"who could make up something like that? And there were no planes..."
In the late 1990’s my wife Bev and I both got quite serious about fishing. We had always fished – it was part of the many outdoors activities that we did, but at one point we began to do less hiking and more fishing. Fishing is one of those things in which you have to pay your dues. I would catch the odd fish or two and sometimes have a good day, but as I began to spend more time fishing I began to consistently catch more fish. As I became a better angler, it became something I wanted to do more of. It was the proverbial vicious circle and verged on fanaticism.
One of our favorite places to go was near the forks of the Livingstone and Oldman Rivers. In the fall we would pull our old Boler trailer west through “The Gap” into the "Old Man’s Playground" and camp near the forks for two weeks. A familiar pattern would begin. Every morning we would have breakfast, pack our lunch, sort out our gear and we were off...

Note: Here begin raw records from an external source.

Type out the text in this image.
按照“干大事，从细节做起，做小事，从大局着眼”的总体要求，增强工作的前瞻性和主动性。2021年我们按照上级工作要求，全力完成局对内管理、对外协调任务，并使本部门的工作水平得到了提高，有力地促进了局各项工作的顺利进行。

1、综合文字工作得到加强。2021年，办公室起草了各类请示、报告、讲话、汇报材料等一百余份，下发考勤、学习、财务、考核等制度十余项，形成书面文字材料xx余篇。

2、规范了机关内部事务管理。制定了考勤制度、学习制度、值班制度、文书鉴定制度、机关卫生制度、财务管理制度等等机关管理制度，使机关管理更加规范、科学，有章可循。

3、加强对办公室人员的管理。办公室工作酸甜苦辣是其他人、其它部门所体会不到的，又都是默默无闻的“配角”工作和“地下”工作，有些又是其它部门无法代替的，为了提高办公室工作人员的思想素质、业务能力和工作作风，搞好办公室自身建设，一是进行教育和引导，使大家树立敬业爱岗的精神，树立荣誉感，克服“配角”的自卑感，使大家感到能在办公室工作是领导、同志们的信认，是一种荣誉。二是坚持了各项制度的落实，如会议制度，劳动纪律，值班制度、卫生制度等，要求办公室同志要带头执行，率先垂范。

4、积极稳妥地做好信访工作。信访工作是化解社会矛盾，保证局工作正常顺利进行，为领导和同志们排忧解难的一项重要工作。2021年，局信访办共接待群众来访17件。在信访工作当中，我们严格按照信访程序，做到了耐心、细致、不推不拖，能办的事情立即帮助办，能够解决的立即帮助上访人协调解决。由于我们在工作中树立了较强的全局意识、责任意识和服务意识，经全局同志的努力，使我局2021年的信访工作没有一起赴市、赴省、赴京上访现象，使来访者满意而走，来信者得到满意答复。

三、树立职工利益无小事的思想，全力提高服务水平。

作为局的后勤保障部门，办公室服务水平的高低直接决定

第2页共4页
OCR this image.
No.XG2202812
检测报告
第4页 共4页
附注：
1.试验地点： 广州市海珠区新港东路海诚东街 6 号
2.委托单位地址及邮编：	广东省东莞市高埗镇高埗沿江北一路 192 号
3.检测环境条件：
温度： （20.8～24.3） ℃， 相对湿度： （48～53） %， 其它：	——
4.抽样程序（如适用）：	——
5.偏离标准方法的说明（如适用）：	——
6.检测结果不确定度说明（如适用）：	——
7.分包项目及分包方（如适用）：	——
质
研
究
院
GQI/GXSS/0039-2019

The area west of the Livingstone Range presents many fishing opportunities. Our trips would usually begin with a warm-up day catching small cutthroat trout above the Oldman falls. We would fish the area between the falls and the forks for larger cut-throats and bull trout. There were massive bull trout in the Livingstone River and in the Oldman below the forks, along with larger cutthroat/rainbow trout hybrids. Fishing “The Gap” (where the Oldman River cuts through the Livingstone Range) can be especially challenging and rewarding. It is difficult and dangerous wading, but the cutthroat and rainbow are larger and feistier and the rocky scenery is amazing.
We are not fly-fishers, but we use lightweight 5’6 rods with small reels and light (4-6lb.) line. Our technique is to present small spinners and plugs (fashioned to look like minnows or small rainbow trout) to our quarry. We often wear neoprene waders and felt soled boots, with fishing vests and ball caps. Polarized sunglasses are also indispensible accessories. This isn’t the placid angling most people expect. We would walk miles of river every day. Those of our friends, who say they like to go fishing, would only come once. Most evenings we would return to camp, eat supper and retire to bed. Even we would tire of this pattern of living and every so many days would take a break. This would often consist of doing some "lazy-man fishing" at our favorite Arctic Grayling fishery; Bear Pond.
One particular autumn we drove north along the trunk road and then turned east, passing south of Plateau Mountain and over Wilkinson's Summit to Bear Pond. It wasn't the electric blue fall day that we expect in Alberta. Instead it was gray and overcast. We walked the half mile up the hill and found the pond shrouded in fog. The weather didn't stop us. We had a fantastic day, chucking oversized spoons to the voracious grayling. Between the two of us, we caught (and released) nearly 40 fish. I won't say who caught the most, but her name begins with Bev. It was one of the best days of a wonderful two weeks of fishing. We couldn't resist stopping to fish a pool full of cutthroat near the Livingstone River Bridge on the way back to camp. I tried to tune-in a radio station for a weather report, but all I could get was one endless stream of country music with no commentary. The sky closed in on camp and it began to rain. We warmed up in the trailer, cooked supper and went to bed...
The next day was a beautiful day. There wasn't a cloud in the sky. I notice a couple of people in the campground and I got chatting with one of them. He was an ex-navy man from Seattle, which didn't surprise me. I seemed to meet many Americans there in the fall. He said they were supposed to drop their son at the Calgary airport that day, but of course there was no need for that now. When I asked him why not, he looked at me strangely and asked "you don't know, do you?” The things he told me after that left me disturbed and incredulous. It was September 12, 2001.
The first thing he said was "have you seen any planes overhead for the last day or so?” I thought about it and realized that I had not. He went on to tell me about all the things that had happened on the previous day, while we fished. We went down to the Livingstone that afternoon. As we walked the river, I couldn't get the things he had told me out of my head. I could scarcely believe them, but who could make up something like that? And there were no planes... When I got back to camp, I found a copy of the Calgary Herald on my picnic table, with a front-page picture of the towers and the plane. After a week of pondering what had happened, I got home and turned on the television. The images I saw were still shocking.
Ten years have come and gone. Next weekend will find us camping in nearby Kananaskis Country. On Sunday, September 11 we will make the drive south to Bear Pond for a day of fishing and remembrance. I will never forget the day we fished, while the world around us changed forever.